The Cambridge Urban History of Britain PDF Author: Peter Clark
Publisher: Cambridge University Press
ISBN: 9780521417075
Category : Business & Economics
Languages : en
Pages : 1032

Book Description
The process of urbanisation and suburbanisation in Britain from the Victorian period to the twentieth century.

Political Descent

Political Descent PDF Author: Piers J. Hale
Publisher: University of Chicago Press
ISBN: 022610852X
Category : Science
Languages : en
Pages : 451

Book Description
Historians of science have long noted the influence of the nineteenth-century political economist Thomas Robert Malthus on Charles Darwin.

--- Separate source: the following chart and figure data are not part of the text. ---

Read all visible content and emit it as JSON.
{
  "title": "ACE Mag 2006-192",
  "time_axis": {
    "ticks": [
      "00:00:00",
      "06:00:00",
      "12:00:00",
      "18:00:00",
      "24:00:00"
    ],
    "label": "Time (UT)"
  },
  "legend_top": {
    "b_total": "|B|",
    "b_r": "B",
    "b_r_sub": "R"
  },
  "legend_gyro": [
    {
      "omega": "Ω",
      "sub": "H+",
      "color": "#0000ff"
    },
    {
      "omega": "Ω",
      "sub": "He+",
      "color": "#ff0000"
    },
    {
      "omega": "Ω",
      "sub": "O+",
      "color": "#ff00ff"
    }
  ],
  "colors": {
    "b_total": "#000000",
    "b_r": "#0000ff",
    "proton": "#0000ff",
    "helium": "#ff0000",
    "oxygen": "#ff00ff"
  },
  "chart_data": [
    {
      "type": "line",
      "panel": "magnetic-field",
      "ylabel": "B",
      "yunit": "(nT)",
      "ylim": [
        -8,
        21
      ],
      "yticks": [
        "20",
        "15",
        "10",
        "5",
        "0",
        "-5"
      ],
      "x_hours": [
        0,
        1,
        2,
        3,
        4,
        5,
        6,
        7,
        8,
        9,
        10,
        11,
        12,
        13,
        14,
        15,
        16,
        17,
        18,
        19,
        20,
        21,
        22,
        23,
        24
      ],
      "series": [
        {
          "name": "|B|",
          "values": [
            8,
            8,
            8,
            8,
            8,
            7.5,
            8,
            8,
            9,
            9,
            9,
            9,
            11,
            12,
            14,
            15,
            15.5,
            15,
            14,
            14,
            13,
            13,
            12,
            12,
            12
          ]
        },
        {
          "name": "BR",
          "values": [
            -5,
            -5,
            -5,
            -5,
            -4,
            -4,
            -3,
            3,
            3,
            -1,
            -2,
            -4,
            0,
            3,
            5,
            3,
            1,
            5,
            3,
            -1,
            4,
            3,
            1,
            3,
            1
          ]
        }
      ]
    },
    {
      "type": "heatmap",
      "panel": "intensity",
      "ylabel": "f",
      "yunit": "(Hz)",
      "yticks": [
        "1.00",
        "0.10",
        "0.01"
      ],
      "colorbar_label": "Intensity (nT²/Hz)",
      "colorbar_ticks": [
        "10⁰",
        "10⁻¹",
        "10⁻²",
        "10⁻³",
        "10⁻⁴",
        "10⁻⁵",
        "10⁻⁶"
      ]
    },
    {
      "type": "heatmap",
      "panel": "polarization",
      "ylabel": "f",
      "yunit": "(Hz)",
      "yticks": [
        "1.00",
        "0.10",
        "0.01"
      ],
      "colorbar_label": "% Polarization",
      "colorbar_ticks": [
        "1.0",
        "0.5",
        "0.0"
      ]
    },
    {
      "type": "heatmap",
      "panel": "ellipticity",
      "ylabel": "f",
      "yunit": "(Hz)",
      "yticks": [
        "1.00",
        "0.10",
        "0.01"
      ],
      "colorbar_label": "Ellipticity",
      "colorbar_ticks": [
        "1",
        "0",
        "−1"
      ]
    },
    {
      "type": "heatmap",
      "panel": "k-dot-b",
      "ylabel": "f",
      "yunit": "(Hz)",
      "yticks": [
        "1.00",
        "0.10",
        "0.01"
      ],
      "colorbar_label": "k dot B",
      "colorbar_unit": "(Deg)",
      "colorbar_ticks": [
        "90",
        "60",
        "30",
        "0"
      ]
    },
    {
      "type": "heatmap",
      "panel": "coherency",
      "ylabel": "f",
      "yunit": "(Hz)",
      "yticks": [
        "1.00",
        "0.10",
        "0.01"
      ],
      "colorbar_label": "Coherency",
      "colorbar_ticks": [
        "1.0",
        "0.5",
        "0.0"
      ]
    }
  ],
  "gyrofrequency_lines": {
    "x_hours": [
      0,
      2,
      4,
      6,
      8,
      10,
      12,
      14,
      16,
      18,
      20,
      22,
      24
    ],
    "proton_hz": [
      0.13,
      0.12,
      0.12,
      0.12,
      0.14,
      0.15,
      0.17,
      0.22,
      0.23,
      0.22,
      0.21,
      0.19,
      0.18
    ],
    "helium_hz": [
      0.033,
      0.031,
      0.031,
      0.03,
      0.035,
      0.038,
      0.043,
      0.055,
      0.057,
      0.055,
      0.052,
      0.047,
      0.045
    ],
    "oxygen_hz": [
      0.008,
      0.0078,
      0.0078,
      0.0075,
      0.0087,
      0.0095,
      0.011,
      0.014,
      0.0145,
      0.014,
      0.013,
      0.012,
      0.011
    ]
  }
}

In a bold move, Piers J. Hale contends that this focus on Malthus and his effect on Darwin’s evolutionary thought neglects a strong anti-Malthusian tradition in English intellectual life, one that not only predated the 1859 publication of the Origin of Species but also persisted throughout the Victorian period until World War I. Political Descent reveals that two evolutionary and political traditions developed in England in the wake of the 1832 Reform Act: one Malthusian, the other decidedly anti-Malthusian and owing much to the ideas of the French naturalist Jean Baptiste Lamarck. These two traditions, Hale shows, developed in a context of mutual hostility, debate, and refutation. Participants disagreed not only about evolutionary processes but also on broader questions regarding the kind of creature our evolution had made us and in what kind of society we ought therefore to live. Significantly, and in spite of Darwin’s acknowledgement that natural selection was “the doctrine of Malthus, applied to the whole animal and vegetable kingdoms,” both sides of the debate claimed to be the more correctly “Darwinian.” By exploring the full spectrum of scientific and political issues at stake, Political Descent offers a novel approach to the relationship between evolution and political thought in the Victorian and Edwardian eras.